Родители посоветовались и решительно отказались от этого заманчивого предложения.

– Не надо нам этого сынка…

Не знаю, сколько времени продолжался бы этот некрасивый торг моей неопытной жизнью, но когда я увидел, что мне придется подыскивать себе не только новую гимназию, но и новый дом, что вызвало бы массу осложнений перед наступающим закатом, – я решил положить этому конец.

– Я больше не буду, – неискренне сказал я, выдвигаясь из-за естественного прикрытия, стеклянной двери директорского кабинета, – извиняюсь.

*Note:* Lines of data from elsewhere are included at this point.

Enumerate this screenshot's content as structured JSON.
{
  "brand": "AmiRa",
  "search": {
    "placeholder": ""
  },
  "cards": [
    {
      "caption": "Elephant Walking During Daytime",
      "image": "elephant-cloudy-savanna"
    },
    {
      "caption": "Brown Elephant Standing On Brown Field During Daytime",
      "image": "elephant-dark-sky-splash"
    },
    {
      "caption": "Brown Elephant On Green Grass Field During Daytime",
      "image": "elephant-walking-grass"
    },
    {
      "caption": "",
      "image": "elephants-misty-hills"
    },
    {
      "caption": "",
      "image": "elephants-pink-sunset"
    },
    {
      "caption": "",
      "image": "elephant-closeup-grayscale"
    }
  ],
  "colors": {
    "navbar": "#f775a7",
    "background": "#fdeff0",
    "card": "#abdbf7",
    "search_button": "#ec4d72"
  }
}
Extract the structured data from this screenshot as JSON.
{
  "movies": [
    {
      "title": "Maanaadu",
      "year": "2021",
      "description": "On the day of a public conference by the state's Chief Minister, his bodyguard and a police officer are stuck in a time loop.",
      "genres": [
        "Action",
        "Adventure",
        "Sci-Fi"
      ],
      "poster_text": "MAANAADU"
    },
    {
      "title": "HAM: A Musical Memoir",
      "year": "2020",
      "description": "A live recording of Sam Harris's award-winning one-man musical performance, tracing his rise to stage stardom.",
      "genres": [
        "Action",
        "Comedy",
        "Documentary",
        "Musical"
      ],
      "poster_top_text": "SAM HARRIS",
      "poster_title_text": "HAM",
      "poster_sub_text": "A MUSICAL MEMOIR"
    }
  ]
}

Мое появление не вызвало взрывов восторга, ни трогательного молчания.

Отец почему-то сразу вспомнил недостатки моего воспитания и, внутренне терзаясь ими, сокрушенно сказал:

– Эх, ты… Драли тебя мало.

Мать, эта добрая женщина, опора своего мужа во всех затруднительных случаях, поддержала его туманной надеждой:

– Ничего еще. Время не ушло.

Директор, уловив мое обещание, придрался к случаю.

– Перед кем ты извиняешься, негодяй? Перед кем?

Обращение мне несколько не понравилось, но я решил не обращать на него внимания; раз я смогу остаться в гимназии – свои люди, сочтемся…

– Перед кем извиняешься?..

В душе я прекрасно понимал, что извиняться за мою наблюдательность и тяготение к литературному творчеству мне не перед кем, но так как мной было довольно умело затронуто много лиц, я решил перевести дело на подкладку широкой общественности.

– Перед всеми.

– А знаешь, за что извиняешься?

Спадать с тона было неудобно, и, не меняя позиции, я довольно непринужденно дал и этот ответ.

– За все.

– Больше не будешь? – с нескрываемым недоверием спросил директор, очевидно не желавший, вопреки моим намерениям, прекратить разговор.

– Не буду.

– А что ты не будешь?

Не в моих интересах, конечно, было рассказывать все то, что я мог бы сделать для специальных заседаний педагогического совета и чего впредь обещался не делать. Поэтому и этот ответ я постарался замаскировать в неопределенную форму.

– Все.

– Пакости не будешь писать?

Так как все написанное мною в дневнике я считал исключительной правдой, продуманной и прочувствованной, имеющей целью ознакомить с собой, кроме близких товарищей, еще и подрастающее поколение четвертого класса, – это обещание я дал радостно.

– Не буду.

– Честное слово?

– Честное слово.

Желая себя и гимназию обезопасить на будущее, директор решил в хронологическом порядке набрать с меня несколько десятков совершенно лишних честных слов.

– А тетрадки красть не будешь?

– Как, он и тетрадки крал? – без особенно радостного чувства осведомились родители.

– Крал, – безропотно подтвердил я.

– Не с тобой, мерзавец, разговаривают…

На этот раз я, действительно, поторопился с частичной откровенностью. Все равно этот прискорбный факт был бы и не мной доведен до сведения этих людей.

– Неужели у товарищей крал?..

– У учителя, – не оправдывающе пояснил директор и, не совсем, очевидно, доверяя взглядам моих родителей на этот счет, резюмирующе добавил: – Это хуже.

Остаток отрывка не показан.